We were allowed to eat in the canteen (or mess) there, at 35¢ for lunch, and the amount and variety of food was staggering, and for us, so good, although some of the soldiers used to com-plain about it. All this while, I was camping on a beach named “Doctor’s Gully” with a German guy I called Jo-Jo, who was easy-going and went along with anything I did. After work, we would shower at a public toilet-and-shower block not far away, and cooked our evening meal on the beach ~ rice, beans and various vegetables. Saturday evenings we would gather with a few other friends in a pub named ‘The Vic,’ and get drunk on beer. After one such gathering, as we made our way somewhat unsteadily back to the beach, we heard the sounds of a party coming from a house set back a little from the road, and the song, “Show a Little Kindness” playing. We danced up the driveway thinking to join the party ~ how incorrigible we were! ~ but there was a bouncer at the door who came out towards us when he saw us coming, so we danced back down the path, “You’ve got to show a little kindness”. I was never violent when I was drunk, just merry and stupid!

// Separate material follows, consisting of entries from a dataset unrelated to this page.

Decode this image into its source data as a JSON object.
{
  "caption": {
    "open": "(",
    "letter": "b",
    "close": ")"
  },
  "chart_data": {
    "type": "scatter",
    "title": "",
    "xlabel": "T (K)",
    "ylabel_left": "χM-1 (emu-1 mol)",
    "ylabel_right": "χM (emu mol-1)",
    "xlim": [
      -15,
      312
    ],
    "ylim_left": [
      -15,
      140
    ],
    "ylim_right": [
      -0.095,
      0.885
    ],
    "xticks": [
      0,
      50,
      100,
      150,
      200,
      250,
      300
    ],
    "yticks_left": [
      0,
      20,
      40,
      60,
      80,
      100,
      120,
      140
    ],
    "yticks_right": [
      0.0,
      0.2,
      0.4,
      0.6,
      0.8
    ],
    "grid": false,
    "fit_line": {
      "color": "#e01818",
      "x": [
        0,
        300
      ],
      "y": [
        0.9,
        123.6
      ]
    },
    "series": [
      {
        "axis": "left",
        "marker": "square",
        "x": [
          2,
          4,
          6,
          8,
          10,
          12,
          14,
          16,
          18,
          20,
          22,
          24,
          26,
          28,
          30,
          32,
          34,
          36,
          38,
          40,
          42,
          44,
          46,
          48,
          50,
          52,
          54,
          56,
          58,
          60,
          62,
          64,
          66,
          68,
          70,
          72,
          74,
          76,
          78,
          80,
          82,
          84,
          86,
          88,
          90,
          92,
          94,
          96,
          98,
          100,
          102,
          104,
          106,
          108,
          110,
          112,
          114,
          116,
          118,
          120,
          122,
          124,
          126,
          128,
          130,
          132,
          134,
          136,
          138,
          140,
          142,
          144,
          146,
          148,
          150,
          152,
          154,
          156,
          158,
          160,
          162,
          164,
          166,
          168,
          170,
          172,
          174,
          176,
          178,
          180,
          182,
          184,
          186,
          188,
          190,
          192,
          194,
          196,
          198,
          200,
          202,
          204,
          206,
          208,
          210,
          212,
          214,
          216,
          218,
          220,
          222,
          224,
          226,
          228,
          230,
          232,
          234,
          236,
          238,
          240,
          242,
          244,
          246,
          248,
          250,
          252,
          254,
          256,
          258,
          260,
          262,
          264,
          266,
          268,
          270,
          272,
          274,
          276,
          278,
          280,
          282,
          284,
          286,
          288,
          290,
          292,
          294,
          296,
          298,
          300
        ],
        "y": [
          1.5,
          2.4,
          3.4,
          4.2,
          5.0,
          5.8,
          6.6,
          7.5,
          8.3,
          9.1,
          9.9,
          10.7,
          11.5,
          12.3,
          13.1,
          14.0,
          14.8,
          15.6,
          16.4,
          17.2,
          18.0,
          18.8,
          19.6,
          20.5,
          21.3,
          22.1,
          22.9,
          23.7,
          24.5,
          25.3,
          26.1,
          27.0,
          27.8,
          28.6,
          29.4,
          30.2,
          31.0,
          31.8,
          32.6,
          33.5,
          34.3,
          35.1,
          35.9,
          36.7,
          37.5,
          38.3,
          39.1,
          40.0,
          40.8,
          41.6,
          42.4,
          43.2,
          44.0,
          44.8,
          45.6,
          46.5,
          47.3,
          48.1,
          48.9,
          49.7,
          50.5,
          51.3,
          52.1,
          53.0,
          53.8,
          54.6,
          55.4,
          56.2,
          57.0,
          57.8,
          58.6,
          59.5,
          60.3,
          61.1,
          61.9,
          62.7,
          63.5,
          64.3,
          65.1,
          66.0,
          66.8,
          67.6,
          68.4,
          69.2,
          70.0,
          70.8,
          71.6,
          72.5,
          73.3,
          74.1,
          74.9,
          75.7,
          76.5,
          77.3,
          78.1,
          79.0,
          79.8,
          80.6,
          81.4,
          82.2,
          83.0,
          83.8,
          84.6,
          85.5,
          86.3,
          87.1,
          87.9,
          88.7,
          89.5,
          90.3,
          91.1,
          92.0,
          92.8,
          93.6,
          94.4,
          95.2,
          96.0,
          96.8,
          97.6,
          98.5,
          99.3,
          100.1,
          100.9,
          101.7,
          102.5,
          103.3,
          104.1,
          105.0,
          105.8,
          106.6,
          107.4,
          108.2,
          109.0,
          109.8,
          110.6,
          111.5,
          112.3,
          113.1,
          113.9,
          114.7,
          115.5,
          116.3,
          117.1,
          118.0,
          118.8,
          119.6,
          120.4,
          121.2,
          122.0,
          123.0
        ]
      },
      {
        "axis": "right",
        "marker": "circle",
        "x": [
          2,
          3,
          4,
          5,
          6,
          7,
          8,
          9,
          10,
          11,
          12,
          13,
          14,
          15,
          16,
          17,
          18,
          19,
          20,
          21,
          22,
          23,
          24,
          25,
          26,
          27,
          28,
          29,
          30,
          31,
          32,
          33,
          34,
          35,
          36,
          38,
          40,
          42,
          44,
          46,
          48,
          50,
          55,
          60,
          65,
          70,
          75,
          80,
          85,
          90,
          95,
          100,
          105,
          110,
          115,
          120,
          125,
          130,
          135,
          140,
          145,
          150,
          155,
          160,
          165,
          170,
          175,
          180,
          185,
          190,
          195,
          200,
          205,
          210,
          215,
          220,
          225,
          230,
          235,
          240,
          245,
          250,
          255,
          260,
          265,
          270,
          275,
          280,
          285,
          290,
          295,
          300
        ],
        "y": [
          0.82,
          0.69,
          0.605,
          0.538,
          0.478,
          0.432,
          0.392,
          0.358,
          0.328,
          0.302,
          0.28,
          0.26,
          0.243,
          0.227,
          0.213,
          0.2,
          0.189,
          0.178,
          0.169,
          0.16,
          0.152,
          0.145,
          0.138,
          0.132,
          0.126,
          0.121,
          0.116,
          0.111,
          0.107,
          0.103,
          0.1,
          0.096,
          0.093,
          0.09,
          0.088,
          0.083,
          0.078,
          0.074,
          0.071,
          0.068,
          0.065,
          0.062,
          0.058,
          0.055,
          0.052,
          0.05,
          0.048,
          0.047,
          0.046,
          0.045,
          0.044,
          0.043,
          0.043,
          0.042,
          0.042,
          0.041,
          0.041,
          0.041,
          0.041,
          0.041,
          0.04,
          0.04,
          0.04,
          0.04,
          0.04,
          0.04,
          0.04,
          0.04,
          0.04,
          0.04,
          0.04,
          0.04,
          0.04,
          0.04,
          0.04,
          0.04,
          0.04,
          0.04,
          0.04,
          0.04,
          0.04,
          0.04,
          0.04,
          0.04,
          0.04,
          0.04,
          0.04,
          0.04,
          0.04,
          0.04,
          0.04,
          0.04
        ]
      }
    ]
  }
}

Then, we used to have parties on the beach ourselves, with big fires, and were joined by some of our friends like French Chris, Austrian Fred ~ the same Fred I’d traveled with from Amsterdam to Copenhagen in ’69; we were surprised to bump into each other on the street one day ~ and Aussie John, who stayed in cheap hotels rather than with us on the beach, or in a house on McMinn Street known as ‘the Flop-House’, where many travel-ers stayed and shared the rent; we used to get together there, too, at times.

Before going to work, Jo-Jo and I would stow our gear in a large wooden box we’d found on the beach and had buried up to the top in the pebbles against the cliff, and covered the lid with more pebbles to conceal it when our things were inside; we felt secure to leave it like this. It was an isolated beach of mostly stones and little sand, so few people came here. The jungle came down the slopes to it, and we sometimes saw snakes and monitor liz-ards; at night, too, the vegetation would come alive with small hermit-crabs, millions of them, rustling among the leaves.